About
We are a quaint, yet vibrant, and progressive small city that is focused on quality of life issues for everyone. We are a great place for young families, empty-nesters, and seniors. Our public and private schools offer great educational opportunities for our children, K-12. Hinds Community College, in addition to a two-year college program, offers many cultural, educational, and recreational opportunities to all ages. Ten churches within the city help keep us neighborly.
The crime rate in Raymond is very, very low. We have an active, young police department that is dedicated to enforcing the laws and to providing good community policing. Our public works department is dedicated to providing quality water and wastewater services for the present while planning for the future.
Our community offers a veritable smorgasbord of festivals and events that are designed to make living and visiting here great fun and quite dizzying if you keep up with them all. Friends of Raymond caters to visitors and locals alike with its civil war reenactments, historic tours, original theatre offering a celebration of a trial of a bedbug, and pilgrimages of historic homes and buildings. The Raymond Chamber of Commerce sponsors community events such as the much loved Raymond Country Fair and Christmas on the Square, the event that heralds the Christmas season in Raymond.
In short, we have many amenities that add to the quality of life of a community, yet we are small enough to know our neighbors, and strangers on the street are not allowed to stay strangers long. If you don’t believe me, just leave this virtual tour of Raymond and drive on down to see for yourself.
History
Raymond, a place of history, a place in the heart, and a place of promise is a theme that runs through present-day Raymond.
Raymond’s place in history cannot be ignored. This small city is being preserved to showcase its more than 175 years. Native Americans, early settlers, and abundant wildlife were here in the young years of our country and state. Old sunken road beds remain to show their footsteps and wagon tracks.
Hinds County was established in 1821 and named in honor of General Thomas Hinds. The county was carved out of a tract of deep country ceded to the United States by the Choctaw Indians on October 18, 1820. OnFebruary 4, 1828, the Mississippi legislature provided for the selection of three commissioners to select a site for the courthouse and jail for the county, and to locate the same either at Clinton or within two miles of the center of the county. According to local lore, the commissioners determined the center of the county to be on Snake Creek. They selected a site just above the bottom land of the creek to be the county seat. They named the site Raymond for General Raymond Robinson of Clinton who is said to have given up his prior claim to the land. On January 17, 1829, an act was passed by the legislature directing that the courts of the county should be held at Raymond, and that all books, records, and papers belonging to the respective offices should be removed to that place. The young town grew and prospered as a seat of justice for the county.
Thirty-three years later Raymond became one of Ulysses S. Grant’s victims as he marched his army through Mississippi to capture the city of Vicksburg. On May 12, 1863, 12,000 Union soldiers of General James McPherson’s XVII Corps met the 3,000 Confederates of General John Gregg’s brigade in the Battle of Raymond. The Union victory influenced Grant to change his scheme of maneuver and march to Jackson to rout any remaining Confederates. After the battle, local citizens helped care for 1,000 wounded men from both armies as they were hospitalized in private homes, St. Mark’s Episcopal Church, and the brand new Hinds County Courthouse.

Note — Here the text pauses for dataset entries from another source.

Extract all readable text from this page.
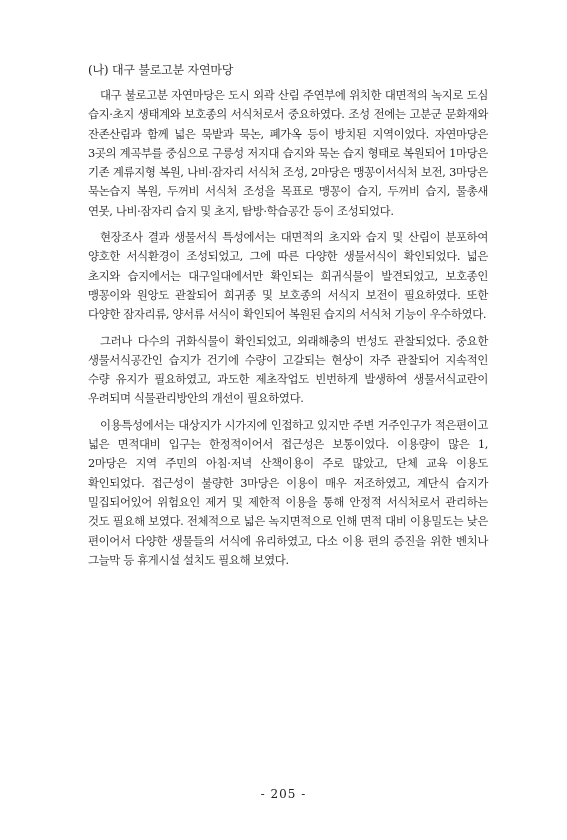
(나) 대구 불로고분 자연마당

대구 불로고분 자연마당은 도시 외곽 산림 주연부에 위치한 대면적의 녹지로 도심 습지·초지 생태계와 보호종의 서식처로서 중요하였다. 조성 전에는 고분군 문화재와 잔존산림과 함께 넓은 묵밭과 묵논, 폐가옥 등이 방치된 지역이었다. 자연마당은 3곳의 계곡부를 중심으로 구릉성 저지대 습지와 묵논 습지 형태로 복원되어 1마당은 기존 계류지형 복원, 나비·잠자리 서식처 조성, 2마당은 맹꽁이서식처 보전, 3마당은 묵논습지 복원, 두꺼비 서식처 조성을 목표로 맹꽁이 습지, 두꺼비 습지, 물총새 연못, 나비·잠자리 습지 및 초지, 탐방·학습공간 등이 조성되었다.

현장조사 결과 생물서식 특성에서는 대면적의 초지와 습지 및 산림이 분포하여 양호한 서식환경이 조성되었고, 그에 따른 다양한 생물서식이 확인되었다. 넓은 초지와 습지에서는 대구일대에서만 확인되는 희귀식물이 발견되었고, 보호종인 맹꽁이와 원앙도 관찰되어 희귀종 및 보호종의 서식지 보전이 필요하였다. 또한 다양한 잠자리류, 양서류 서식이 확인되어 복원된 습지의 서식처 기능이 우수하였다.

그러나 다수의 귀화식물이 확인되었고, 외래해충의 번성도 관찰되었다. 중요한 생물서식공간인 습지가 건기에 수량이 고갈되는 현상이 자주 관찰되어 지속적인 수량 유지가 필요하였고, 과도한 제초작업도 빈번하게 발생하여 생물서식교란이 우려되며 식물관리방안의 개선이 필요하였다.

이용특성에서는 대상지가 시가지에 인접하고 있지만 주변 거주인구가 적은편이고 넓은 면적대비 입구는 한정적이어서 접근성은 보통이었다. 이용량이 많은 1, 2마당은 지역 주민의 아침·저녁 산책이용이 주로 많았고, 단체 교육 이용도 확인되었다. 접근성이 불량한 3마당은 이용이 매우 저조하였고, 계단식 습지가 밀집되어있어 위험요인 제거 및 제한적 이용을 통해 안정적 서식처로서 관리하는 것도 필요해 보였다. 전체적으로 넓은 녹지면적으로 인해 면적 대비 이용밀도는 낮은 편이어서 다양한 생물들의 서식에 유리하였고, 다소 이용 편의 증진을 위한 벤치나 그늘막 등 휴게시설 설치도 필요해 보였다.

- 205 -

Raymond not only tells its story through the town’s beautiful homes, bed and breakfast inns, historic churches, and other landmarks, but through its progress as well. Today, the town embraces Hinds Community College, Mississippi’s largest two-year college, as well as Eagle Ridge Conference Center with an 18 hole golf course. Riggs Manor Retirement Community offers a tranquil environment for a secure, comfortable lifestyle for seniors. The Hinds County Gazette, one of the state’s oldest weekly newspapers, was published locally from 1844-45 to very recent times when ownership passed to Dr. Lucius Lampton of Magnolia, MS.